In order the target of farms with zero carbon-, waste- and water-footprint to be achieved, good agriculture as well as production practices should be obvious throughout the orchard to market life of all the three products. Depending on the crop and product processing, issues to consider, in order to mitigate the environmental impacts of the three pilot areas activities, are the following:

• The use of chemical fertilizers and pesticides as well as the waste plastic film should be minimized, and products with low life cycle environmental impact should be preferred.
• The use of packaging materials should also be minimized and raw material with low life cycle environmental impact should also be preferred.
• Renewable energy should be preferred in all product processing phases.
• Equipment with low life cycle environmental impact should be used. Equipment that is used in all phases should be well maintained.
• Fruits or vegetables and final product cooling equipment should be controlled and well maintained.
• Low environmental impact transportation means should be preferred.
• Transportation distance should be minimized where possible.
• Waste reducing, reusing and recycling actions should be adopted in all life cycle of the pilot products.

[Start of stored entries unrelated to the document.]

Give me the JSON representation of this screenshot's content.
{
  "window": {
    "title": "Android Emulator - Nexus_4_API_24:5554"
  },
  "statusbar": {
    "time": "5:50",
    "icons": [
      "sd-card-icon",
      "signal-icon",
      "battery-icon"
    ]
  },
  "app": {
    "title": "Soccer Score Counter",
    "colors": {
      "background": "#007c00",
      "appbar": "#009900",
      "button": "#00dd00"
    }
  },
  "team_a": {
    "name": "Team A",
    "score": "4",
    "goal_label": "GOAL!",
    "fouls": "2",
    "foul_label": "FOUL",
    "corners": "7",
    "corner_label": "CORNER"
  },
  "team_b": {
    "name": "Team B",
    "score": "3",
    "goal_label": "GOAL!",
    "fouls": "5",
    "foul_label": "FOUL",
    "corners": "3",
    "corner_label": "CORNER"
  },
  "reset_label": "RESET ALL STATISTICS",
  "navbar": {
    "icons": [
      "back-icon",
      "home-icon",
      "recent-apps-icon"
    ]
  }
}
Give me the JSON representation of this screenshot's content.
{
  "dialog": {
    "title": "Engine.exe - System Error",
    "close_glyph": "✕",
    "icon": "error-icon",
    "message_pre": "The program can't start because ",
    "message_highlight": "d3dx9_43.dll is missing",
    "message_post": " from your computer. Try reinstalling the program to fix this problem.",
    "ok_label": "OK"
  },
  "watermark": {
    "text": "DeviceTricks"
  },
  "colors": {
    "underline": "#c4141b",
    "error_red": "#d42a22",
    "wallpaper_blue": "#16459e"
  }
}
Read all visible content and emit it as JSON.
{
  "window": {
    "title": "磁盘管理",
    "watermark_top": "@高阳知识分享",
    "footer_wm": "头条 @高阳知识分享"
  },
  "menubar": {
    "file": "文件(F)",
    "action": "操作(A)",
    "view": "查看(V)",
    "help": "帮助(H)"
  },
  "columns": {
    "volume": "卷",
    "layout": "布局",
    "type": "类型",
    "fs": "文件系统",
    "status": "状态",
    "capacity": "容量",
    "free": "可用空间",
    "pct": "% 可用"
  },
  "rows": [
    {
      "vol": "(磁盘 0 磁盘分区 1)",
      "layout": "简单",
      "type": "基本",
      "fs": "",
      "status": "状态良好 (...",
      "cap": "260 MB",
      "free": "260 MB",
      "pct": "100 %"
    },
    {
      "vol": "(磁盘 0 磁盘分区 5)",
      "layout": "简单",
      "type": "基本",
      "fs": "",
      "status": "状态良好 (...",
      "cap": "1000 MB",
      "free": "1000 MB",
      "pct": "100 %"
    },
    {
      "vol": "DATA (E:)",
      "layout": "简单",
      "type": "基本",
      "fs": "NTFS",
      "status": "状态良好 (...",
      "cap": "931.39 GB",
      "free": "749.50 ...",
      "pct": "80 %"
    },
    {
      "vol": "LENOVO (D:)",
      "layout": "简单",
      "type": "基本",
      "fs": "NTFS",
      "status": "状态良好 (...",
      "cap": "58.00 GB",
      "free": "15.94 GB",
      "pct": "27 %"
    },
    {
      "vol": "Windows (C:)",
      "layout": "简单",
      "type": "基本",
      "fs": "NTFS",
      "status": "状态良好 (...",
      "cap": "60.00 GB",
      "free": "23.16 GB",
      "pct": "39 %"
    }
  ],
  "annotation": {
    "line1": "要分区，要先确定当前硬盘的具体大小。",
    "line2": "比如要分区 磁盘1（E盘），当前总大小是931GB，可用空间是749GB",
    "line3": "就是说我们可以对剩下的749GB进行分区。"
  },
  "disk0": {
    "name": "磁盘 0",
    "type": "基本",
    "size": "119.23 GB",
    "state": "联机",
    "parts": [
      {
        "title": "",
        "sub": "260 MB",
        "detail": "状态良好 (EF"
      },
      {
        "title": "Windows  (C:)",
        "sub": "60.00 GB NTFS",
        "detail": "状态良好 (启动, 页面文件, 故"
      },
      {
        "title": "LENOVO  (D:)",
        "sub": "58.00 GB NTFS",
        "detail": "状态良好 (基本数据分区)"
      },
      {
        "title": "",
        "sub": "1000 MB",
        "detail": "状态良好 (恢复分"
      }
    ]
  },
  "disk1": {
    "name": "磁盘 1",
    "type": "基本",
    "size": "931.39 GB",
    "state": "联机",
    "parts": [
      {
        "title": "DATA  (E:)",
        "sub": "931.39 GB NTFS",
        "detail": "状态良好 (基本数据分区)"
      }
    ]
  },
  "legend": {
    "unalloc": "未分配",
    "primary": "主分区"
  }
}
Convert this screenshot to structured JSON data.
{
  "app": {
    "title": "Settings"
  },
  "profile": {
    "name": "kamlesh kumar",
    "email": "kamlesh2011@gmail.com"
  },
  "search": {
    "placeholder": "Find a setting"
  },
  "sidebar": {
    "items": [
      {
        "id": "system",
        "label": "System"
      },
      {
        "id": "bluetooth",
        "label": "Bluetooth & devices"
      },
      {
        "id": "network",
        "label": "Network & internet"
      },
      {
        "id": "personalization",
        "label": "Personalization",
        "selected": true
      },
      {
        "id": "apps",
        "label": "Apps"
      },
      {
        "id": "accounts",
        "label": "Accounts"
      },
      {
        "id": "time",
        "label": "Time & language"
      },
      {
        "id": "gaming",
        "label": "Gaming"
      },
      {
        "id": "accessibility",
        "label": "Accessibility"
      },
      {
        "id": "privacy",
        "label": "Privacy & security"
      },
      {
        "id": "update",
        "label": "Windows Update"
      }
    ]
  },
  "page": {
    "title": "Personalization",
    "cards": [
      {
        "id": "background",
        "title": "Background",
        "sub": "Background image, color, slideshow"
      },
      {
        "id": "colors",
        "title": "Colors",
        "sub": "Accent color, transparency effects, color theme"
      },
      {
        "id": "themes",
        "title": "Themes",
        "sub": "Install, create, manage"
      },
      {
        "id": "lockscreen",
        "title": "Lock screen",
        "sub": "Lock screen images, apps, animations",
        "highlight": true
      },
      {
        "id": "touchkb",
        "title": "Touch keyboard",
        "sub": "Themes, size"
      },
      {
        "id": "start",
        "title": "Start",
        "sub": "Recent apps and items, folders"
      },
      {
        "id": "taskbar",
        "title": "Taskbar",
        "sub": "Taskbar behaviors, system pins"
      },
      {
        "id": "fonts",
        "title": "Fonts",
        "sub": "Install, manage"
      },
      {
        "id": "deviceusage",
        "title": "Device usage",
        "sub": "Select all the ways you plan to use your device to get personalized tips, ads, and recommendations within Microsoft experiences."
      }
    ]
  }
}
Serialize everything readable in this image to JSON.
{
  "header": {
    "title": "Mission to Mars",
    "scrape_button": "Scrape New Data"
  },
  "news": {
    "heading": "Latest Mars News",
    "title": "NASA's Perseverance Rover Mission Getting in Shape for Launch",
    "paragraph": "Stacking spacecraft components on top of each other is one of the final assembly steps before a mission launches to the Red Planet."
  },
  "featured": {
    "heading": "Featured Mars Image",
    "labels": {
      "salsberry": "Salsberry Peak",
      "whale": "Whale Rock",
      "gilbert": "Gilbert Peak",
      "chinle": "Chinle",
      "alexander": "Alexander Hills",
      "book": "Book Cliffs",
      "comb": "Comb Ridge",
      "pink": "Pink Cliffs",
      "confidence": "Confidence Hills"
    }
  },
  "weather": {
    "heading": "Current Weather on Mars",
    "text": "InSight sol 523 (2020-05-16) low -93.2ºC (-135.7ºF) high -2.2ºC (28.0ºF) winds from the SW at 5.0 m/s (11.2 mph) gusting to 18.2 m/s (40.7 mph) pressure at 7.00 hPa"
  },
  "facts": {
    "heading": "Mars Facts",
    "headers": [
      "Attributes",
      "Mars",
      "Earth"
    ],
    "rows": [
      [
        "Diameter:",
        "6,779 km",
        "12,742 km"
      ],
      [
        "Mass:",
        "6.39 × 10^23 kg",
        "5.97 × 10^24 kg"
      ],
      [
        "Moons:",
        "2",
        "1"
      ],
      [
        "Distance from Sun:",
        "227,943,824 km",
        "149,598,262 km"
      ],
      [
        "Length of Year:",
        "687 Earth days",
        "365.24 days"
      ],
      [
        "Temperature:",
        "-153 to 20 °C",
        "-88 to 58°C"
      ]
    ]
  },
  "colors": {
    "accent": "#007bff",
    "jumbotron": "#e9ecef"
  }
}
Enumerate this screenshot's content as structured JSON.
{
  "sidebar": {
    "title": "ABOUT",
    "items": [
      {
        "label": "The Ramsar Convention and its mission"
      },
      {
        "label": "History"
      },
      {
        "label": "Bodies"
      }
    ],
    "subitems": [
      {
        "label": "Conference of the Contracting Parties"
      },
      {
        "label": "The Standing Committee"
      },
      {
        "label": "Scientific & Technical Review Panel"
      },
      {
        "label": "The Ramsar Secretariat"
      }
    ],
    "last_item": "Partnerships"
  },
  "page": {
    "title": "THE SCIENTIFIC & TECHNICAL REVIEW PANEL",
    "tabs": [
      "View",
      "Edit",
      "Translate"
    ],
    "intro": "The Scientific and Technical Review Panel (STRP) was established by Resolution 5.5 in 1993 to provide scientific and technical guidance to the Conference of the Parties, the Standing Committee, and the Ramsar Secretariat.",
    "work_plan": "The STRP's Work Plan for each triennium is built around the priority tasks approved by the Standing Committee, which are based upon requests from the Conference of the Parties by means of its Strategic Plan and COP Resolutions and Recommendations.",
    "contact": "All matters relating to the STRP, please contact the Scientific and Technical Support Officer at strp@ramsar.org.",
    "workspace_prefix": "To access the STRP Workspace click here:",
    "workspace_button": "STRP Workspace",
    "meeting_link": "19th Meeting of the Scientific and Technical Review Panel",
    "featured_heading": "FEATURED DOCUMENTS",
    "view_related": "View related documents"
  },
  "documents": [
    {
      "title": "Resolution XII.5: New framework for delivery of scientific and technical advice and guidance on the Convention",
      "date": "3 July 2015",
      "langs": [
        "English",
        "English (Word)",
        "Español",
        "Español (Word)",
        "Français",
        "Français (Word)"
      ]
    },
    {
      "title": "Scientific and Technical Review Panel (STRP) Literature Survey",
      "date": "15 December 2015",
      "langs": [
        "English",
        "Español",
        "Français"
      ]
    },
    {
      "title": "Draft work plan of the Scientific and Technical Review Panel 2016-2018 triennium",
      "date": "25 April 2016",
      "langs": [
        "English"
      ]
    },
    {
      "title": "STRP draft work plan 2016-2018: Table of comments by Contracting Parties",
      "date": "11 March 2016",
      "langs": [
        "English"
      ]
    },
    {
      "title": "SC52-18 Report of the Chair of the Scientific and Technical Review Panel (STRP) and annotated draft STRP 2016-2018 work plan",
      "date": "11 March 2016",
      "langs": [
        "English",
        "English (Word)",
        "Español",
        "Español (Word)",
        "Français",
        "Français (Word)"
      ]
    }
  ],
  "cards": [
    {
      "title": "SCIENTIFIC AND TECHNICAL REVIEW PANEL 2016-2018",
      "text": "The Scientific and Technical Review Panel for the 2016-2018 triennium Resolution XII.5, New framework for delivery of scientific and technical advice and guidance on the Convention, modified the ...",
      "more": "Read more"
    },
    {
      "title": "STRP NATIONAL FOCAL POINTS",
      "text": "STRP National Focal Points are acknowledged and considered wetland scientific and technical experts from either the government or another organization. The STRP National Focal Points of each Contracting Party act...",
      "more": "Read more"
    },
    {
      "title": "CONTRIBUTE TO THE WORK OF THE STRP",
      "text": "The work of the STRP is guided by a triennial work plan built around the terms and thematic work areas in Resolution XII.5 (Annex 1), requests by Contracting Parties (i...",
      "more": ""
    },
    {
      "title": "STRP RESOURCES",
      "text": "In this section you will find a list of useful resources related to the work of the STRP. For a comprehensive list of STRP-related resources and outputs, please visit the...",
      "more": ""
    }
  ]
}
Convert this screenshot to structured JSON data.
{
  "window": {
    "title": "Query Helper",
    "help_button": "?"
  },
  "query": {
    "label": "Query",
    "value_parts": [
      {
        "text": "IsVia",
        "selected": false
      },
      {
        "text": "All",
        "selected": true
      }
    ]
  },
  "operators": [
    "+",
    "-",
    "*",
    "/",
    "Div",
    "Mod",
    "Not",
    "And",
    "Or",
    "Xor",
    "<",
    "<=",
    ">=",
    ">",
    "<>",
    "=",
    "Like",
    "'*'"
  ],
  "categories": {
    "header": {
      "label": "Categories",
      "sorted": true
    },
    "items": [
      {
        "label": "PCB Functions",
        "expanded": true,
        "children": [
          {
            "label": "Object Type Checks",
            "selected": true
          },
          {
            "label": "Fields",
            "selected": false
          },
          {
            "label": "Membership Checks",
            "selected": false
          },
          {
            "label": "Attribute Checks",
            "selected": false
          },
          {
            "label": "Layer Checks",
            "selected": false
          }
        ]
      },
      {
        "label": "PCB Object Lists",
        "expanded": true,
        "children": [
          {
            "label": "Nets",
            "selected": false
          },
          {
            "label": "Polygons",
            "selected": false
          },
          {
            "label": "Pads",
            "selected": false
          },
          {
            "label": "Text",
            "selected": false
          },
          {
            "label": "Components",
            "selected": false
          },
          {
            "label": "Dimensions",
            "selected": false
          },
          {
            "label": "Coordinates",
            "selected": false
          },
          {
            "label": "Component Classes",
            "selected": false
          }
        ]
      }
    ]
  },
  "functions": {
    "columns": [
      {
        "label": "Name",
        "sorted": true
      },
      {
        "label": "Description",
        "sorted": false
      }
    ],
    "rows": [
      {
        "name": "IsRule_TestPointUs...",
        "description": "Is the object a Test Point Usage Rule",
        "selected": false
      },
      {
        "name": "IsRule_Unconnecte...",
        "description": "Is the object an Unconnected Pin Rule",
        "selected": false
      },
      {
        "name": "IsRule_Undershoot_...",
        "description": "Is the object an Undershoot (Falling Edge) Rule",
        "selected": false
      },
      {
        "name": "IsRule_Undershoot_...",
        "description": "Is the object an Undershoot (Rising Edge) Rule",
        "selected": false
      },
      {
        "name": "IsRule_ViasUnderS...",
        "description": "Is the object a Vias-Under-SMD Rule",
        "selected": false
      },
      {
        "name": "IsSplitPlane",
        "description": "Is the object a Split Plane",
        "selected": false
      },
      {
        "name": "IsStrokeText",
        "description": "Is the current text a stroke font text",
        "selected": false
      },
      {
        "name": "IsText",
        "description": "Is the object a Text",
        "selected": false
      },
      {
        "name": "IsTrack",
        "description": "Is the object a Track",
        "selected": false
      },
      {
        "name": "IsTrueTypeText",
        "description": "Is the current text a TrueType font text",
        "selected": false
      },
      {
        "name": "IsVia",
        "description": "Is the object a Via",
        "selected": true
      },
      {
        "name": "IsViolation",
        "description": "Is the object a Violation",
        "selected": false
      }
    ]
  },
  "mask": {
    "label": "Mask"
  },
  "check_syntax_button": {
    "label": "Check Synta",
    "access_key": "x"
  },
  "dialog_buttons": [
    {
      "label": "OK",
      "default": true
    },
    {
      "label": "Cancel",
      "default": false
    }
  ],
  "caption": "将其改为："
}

However, some of the above suggestions could be prioritized or localized. The transportation distances at North Macedonian and Bulgarian sites are long and they should be reduced, when agricultural trucks should not be used for products transportation and be substituted by trucks. Moreover, renewable energy production (e.g., by local photovoltaic systems establishment) could immediately reduce the energy connected environmental impacts. As soon as cooling equipment is necessary for all the three products, this would minimize its effect as well. Furthermore, Greek and Bulgarian sites could also consider the use of organic fertilizers. Concerning the use of equipment and material with low life cycle environmental impact, this shall be necessary for any new or replacements for all three sites.

Concluding, through the LCA approach, it can be mentioned that any of the above suggestions could be used in any of the proposed pilot areas and beyond in the Balkan Region, in order to control, monitor and assess the environmental performance, from the cultivation to the distribution, promoting at the same time a strategic line for the agricultural sector.